In 1980 AFSC and the Baptists co-led a Peace Tour to the Soviet Union. Russell Johnson was the AFSC leader. I went with Eric Wolfe, then the AFSC-NH director and a friend. We toured five cities – Moscow, Leningrad, Stalingrad, Kiev and Odessa – and met with the Peace Committees, (hardly) nongovernmental organizations, in each city. This was my first trip to the Soviet Union, and it happened in the same year that the US boycotted the Olympic Games in Moscow.
The immensity of the Soviet Union’s losses in World War II was impressed on us. It moved me deeply to visit the memorials and hear the stories of sacrifice. This was the strongest peace testimony possible.
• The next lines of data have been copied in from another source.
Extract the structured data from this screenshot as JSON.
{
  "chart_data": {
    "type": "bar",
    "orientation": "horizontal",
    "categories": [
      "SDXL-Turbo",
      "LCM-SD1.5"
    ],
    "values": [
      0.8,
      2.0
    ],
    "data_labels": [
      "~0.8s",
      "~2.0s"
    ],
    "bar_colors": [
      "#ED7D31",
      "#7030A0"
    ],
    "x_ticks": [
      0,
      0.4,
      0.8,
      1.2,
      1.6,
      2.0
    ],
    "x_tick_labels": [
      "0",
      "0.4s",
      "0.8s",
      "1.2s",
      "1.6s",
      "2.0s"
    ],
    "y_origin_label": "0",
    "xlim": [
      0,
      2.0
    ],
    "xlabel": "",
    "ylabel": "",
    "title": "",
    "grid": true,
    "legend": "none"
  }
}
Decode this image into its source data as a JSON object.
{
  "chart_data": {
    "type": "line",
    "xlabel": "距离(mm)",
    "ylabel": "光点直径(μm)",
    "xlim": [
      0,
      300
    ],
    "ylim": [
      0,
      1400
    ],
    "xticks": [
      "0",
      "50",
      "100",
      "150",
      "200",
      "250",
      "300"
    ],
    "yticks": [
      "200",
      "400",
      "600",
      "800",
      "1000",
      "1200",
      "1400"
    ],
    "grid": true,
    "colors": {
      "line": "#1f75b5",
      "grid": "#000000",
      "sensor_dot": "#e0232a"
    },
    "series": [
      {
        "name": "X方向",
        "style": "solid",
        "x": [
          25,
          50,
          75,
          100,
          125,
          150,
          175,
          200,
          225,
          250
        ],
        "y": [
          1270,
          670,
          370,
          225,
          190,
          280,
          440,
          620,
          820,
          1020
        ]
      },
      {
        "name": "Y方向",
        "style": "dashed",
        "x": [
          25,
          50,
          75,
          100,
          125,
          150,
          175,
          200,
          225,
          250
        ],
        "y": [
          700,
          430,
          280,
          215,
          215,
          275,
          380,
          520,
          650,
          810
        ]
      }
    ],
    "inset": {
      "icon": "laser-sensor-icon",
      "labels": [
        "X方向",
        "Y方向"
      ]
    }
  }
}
I was fascinated to see some farming villages and took photos of farmers with horse carts. In a beautiful Kiev market, I photographed an older woman holding sunflowers for sale. An angry man then accosted me and demanded my film (which I did not surrender). He thought I took her portrait in order to show how backward the Soviet Union was. The horse carts and the woman with sunflowers were beautiful to me, but not to him. The Soviets were very sensitive about being compared unfavorably to the US or Western Europe.
When we spoke to one Peace Committee about the many wars our government has waged, and suggested there was a parallel to the recent Soviet invasion of Afghanistan, it was an older man from New York who leaped to his feet and upbraided us. “How dare you question our Soviet hosts in this way?” And so on. This was my introduction to a slice of American political life I’d never met before! I wouldn’t have been surprised to hear objections from our hosts, given my experience at the Tripartite work camp in 1969. However, it was shocking to hear our fellow traveler justifying everything that the USSR had done or ever could do.
In our free time, we made contact with Soviets eager to talk with us and show us around. I attended a soccer game in Kiev with Sasha and Ira and visited them in their apartment. We went to a disco together and talked late into the morning. When I found them again 25 years later, our bond was still strong.
That older man who took us to task got very sick on a plane trip to Moscow. Our group was met at the airport by our Intourist guide. She had to get the group to our hotel and to send him and his wife to a hospital by ambulance. As I was the only Russian speaker in our group, I went along in the ambulance; checked him into the Botkin Institute, a spotless and Spartan hospital with a very stern nurse presiding; then wandered out into the dark – it was past midnight - in a city I’d never visited before. I stuck out my thumb, a van pulled over, we negotiated a price and they drove me to my hotel! This was my Great Adventure. What an irony and what an opportunity to be of service to the man who’d lit into us for criticizing the Soviet Union. He got better and rejoined the group to tell us that he’d received the best medical care in the world. Of course!
When I returned home, I spoke to many groups about the importance of knowing the Soviets as people, and the folly of building more nuclear arms. I still hold to those convictions.